The components of the spinal column are supplied by branches from the spinal cord nerves. These form a dense network. In almost all parts, as in other tissues, free nerve endings have been found that can receive pain stimuli (nociceptors).
How do ligaments stabilize the spine? Add to info basket
The various mobile elements of the spine are held together and stabilized by a multitude of ligaments. Three are particularly important: The anterior longitudinal ligament is a strong ligament at the front of the vertebral bodies – it prevents the spine from bending backwards too much. Ligaments between the spinous processes at the back of the vertebrae prevent excessive forward flexion. And finally, strong elastic ligaments prevent the vertebral bodies from shifting against each other.
Does slouching cause back pain?
"Sit straight!" – who has not heard this admonition before? But in fact you don’t get back pain from a slouching sitting posture. Even when lifting, according to new findings, it makes no difference whether you carry loads with a straight or curved back.

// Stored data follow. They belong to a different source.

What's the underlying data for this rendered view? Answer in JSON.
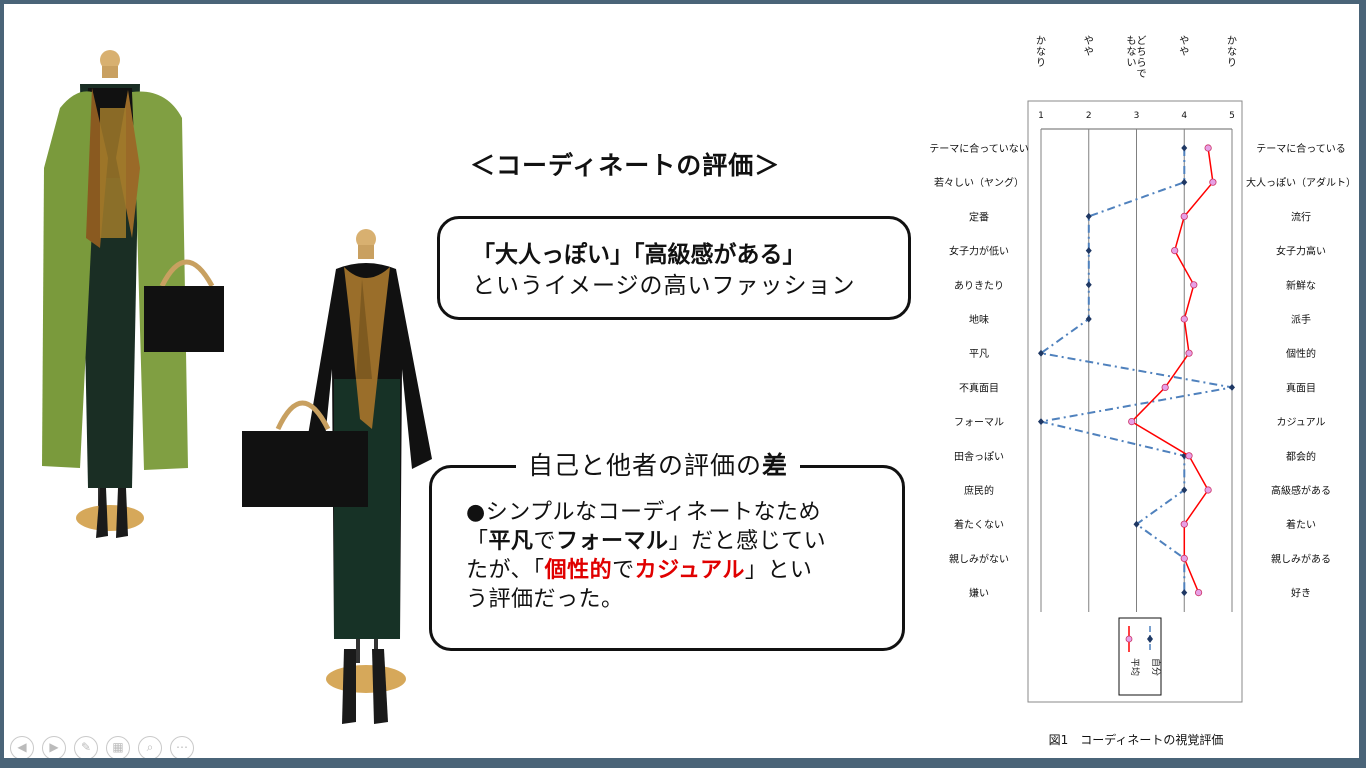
{
  "slide": {
    "heading": "＜コーディネートの評価＞",
    "box1": {
      "line1": "「大人っぽい」「高級感がある」",
      "line2": "というイメージの高いファッション"
    },
    "box2": {
      "title_pre": "自己と他者の評価の",
      "title_bold": "差",
      "t1": "●シンプルなコーディネートなため",
      "t2": "「",
      "t3": "平凡",
      "t4": "で",
      "t5": "フォーマル",
      "t6": "」だと感じてい",
      "t7": "たが、「",
      "t8": "個性的",
      "t9": "で",
      "t10": "カジュアル",
      "t11": "」とい",
      "t12": "う評価だった。"
    }
  },
  "chart_data": {
    "type": "line",
    "caption": "図1　コーディネートの視覚評価",
    "scale_headers": [
      "かなり",
      "やや",
      "どちらでもない",
      "やや",
      "かなり"
    ],
    "ticks": [
      "1",
      "2",
      "3",
      "4",
      "5"
    ],
    "xlim": [
      1,
      5
    ],
    "left_labels": [
      "テーマに合っていない",
      "若々しい（ヤング）",
      "定番",
      "女子力が低い",
      "ありきたり",
      "地味",
      "平凡",
      "不真面目",
      "フォーマル",
      "田舎っぽい",
      "庶民的",
      "着たくない",
      "親しみがない",
      "嫌い"
    ],
    "right_labels": [
      "テーマに合っている",
      "大人っぽい（アダルト）",
      "流行",
      "女子力高い",
      "新鮮な",
      "派手",
      "個性的",
      "真面目",
      "カジュアル",
      "都会的",
      "高級感がある",
      "着たい",
      "親しみがある",
      "好き"
    ],
    "series": [
      {
        "name": "自分",
        "color": "#4f81bd",
        "values": [
          4,
          4,
          2,
          2,
          2,
          2,
          1,
          5,
          1,
          4,
          4,
          3,
          4,
          4
        ]
      },
      {
        "name": "平均",
        "color": "#ff0000",
        "values": [
          4.5,
          4.6,
          4.0,
          3.8,
          4.2,
          4.0,
          4.1,
          3.6,
          2.9,
          4.1,
          4.5,
          4.0,
          4.0,
          4.3
        ]
      }
    ],
    "grid": true,
    "legend_position": "bottom"
  },
  "toolbar": {
    "icons": [
      "prev-icon",
      "next-icon",
      "pen-icon",
      "slides-icon",
      "zoom-icon",
      "more-icon"
    ],
    "glyphs": [
      "◀",
      "▶",
      "✎",
      "▦",
      "⌕",
      "⋯"
    ]
  }
}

How is the back musculature structured? Add to info basket
The back musculature consists of deep and superficial muscles. The deep-seated muscles connect the individual elements of the spine. They ensure the erection and stability of the spine and enable flexion, extension, lateral inclination and rotation of the back. The musculature is very strong and designed for endurance performance. This allows an upright posture to be maintained over a long period of time. Superficial muscles also play an important role in stabilizing the spine by supporting the functions of deep back muscles.
Another muscle group that contributes to stabilizing the back is the abdominal musculature, which assists the stabilizing function of the back muscles, especially during lateral and twisting movements. Gravity pushes the spine forward in the standing position. To compensate, the back muscles must pull on the spine to straighten it up.